No Surprise That Voters Approve School Budgets
The fact that all local school budgets were approved by voters on Tuesday shouldn’t come as a surprise.
Between additional state aid approved by the state Legislature and federal pandemic aid, most of the proposed budgets came with either no tax increase or a nominal increase in local property taxes.
But local voters should make sure they are paying attention to how school districts are proposing to spend that federal pandemic aid. New York state received about $12.5 billion while school districts received a total of $9 billion in direct aid — and that’s on top of aid in the December stimulus bill.
In our view, routine expenses should remain the domain of local taxpayers.

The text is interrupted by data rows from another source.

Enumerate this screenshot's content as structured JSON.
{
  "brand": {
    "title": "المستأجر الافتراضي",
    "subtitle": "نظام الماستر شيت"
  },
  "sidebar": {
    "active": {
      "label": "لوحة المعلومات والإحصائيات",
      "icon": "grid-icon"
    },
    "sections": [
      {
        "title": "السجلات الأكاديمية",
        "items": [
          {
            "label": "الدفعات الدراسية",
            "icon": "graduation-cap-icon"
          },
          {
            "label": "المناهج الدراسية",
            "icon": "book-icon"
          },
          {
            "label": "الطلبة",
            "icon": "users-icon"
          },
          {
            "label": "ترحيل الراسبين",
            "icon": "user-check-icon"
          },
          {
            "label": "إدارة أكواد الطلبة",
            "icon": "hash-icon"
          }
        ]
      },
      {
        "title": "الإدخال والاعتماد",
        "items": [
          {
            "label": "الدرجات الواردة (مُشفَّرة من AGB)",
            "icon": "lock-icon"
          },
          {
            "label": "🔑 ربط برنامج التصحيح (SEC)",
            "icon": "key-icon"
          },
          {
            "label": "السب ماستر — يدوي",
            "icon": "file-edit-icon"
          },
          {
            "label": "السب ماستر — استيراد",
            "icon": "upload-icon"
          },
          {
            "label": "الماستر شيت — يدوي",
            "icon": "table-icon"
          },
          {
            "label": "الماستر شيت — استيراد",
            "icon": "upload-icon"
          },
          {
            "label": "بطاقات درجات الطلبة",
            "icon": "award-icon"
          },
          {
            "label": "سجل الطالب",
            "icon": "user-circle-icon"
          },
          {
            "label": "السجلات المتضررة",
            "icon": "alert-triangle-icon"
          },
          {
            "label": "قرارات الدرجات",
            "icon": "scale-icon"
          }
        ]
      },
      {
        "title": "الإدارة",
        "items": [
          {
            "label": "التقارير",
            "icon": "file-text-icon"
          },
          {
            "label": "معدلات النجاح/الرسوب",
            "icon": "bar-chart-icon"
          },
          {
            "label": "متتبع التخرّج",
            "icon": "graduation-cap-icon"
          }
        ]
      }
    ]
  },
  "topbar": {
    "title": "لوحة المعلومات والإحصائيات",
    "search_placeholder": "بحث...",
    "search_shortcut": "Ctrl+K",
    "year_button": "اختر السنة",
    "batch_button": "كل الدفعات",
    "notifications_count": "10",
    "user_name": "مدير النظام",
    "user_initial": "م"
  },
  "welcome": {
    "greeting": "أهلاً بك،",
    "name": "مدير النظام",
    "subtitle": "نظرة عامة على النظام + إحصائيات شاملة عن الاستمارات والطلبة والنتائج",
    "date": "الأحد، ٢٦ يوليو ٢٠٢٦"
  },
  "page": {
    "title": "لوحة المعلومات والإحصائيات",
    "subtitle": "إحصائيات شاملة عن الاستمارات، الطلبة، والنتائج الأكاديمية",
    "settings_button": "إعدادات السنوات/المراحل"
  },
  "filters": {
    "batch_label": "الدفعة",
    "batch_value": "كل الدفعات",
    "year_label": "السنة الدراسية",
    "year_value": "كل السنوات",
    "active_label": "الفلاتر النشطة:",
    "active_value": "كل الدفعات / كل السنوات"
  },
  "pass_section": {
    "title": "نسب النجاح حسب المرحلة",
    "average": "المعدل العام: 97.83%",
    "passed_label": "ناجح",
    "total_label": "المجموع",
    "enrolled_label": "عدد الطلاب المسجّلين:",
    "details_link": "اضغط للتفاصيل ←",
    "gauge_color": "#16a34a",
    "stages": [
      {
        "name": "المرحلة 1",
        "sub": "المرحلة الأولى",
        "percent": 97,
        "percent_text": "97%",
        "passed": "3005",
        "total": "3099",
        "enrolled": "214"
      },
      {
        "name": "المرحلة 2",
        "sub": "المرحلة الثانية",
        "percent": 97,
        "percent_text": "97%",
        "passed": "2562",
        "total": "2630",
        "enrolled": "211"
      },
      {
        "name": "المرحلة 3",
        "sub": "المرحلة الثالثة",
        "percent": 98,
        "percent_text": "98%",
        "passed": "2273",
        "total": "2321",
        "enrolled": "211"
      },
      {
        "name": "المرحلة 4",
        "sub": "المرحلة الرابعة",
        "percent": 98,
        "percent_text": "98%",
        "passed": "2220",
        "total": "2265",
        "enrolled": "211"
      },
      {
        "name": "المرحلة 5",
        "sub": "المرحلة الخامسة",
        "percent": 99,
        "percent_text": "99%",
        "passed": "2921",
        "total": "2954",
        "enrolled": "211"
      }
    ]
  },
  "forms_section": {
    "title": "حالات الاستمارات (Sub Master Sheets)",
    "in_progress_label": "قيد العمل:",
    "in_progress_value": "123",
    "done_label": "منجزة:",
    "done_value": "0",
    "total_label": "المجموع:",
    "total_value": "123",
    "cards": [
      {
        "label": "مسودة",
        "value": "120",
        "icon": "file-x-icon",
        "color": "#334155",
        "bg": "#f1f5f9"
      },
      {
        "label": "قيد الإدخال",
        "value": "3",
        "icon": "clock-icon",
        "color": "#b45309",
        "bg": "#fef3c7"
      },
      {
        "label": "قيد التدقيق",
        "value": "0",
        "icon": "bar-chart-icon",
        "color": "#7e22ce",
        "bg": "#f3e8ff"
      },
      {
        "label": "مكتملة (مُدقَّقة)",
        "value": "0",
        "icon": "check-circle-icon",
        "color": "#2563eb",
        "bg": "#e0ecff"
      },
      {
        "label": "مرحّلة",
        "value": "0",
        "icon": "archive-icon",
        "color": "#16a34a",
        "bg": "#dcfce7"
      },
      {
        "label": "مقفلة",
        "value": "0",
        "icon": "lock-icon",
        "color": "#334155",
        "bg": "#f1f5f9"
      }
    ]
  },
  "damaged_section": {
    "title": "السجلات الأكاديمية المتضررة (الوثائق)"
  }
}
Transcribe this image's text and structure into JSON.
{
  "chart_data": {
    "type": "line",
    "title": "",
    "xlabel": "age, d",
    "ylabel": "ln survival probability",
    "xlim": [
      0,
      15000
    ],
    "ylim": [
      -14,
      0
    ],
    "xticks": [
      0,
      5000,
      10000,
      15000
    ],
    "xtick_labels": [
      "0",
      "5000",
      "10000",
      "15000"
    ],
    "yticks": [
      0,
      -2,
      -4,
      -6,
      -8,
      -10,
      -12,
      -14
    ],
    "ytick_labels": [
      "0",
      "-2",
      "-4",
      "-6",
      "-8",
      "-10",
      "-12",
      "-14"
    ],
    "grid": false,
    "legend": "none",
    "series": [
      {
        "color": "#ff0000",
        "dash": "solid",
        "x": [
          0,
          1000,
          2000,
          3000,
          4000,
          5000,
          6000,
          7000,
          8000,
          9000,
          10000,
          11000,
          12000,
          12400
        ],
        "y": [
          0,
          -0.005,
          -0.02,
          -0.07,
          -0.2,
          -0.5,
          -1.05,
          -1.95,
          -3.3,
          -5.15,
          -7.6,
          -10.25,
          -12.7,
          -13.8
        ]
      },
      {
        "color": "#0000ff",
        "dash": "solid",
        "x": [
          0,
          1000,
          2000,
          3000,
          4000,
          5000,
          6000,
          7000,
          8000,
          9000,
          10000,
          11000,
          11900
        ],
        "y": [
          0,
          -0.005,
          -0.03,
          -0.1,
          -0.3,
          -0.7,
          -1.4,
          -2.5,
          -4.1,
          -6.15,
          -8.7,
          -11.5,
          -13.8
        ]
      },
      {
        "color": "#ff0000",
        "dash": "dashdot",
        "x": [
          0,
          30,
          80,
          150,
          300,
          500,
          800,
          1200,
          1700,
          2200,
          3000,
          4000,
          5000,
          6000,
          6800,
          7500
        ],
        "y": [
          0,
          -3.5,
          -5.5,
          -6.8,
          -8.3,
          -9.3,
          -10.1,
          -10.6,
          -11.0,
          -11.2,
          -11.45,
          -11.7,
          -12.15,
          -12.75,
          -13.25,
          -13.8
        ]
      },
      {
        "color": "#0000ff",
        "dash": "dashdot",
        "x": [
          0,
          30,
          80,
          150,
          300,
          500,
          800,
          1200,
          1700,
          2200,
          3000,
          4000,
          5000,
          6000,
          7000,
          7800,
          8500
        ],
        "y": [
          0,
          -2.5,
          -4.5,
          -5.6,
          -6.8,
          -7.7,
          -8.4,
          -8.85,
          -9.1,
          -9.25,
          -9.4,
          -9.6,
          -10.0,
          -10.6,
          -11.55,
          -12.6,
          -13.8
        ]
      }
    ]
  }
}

Care must be taken in planning what’s best for the needs of the individual district. Some districts may need major renovations to heating, ventilation and air conditioning systems to promote breathing easier for all who work and learn there. Others may require wholesale updating of their technology platforms to platforms to best prepare for effective online learning.
Care must be taken as well to ensure maximum input from the school district’s administrators, teaching staff, parents and students so that final spending decisions reflect a broad consensus of a district’s stakeholders.
We have already seen that many local school districts are planning intensified and expanded summer-school programming this year to help compensate for the demonstrated backslide in learning many students have experienced from long periods of virtual learning throughout the school year now ending.
How else will the money be spent? Many schools will likely have a lot of money to spend helping students make up for lost time, and what we don’t want to see happen is the federal money spent trying to return to a status quo that has lead to struggling students, particularly in Jamestown and Dunkirk, where teachers deal with high levels of poverty and children who struggle to meet state standards for a variety of reasons.
The federal investment is enough to do more than simply make up for time lost to COVID-19 — it’s enough to created targeted programs that help children achieve more than they would have if COVID-19 had never happened and schools had never been closed in the first place. Setting our sights on getting back to the way things were means, especially in the county’s urban school districts, that we are simply getting back to a failure to meet state standards.
Taxpayers shouldn’t settle for that. They should demand better.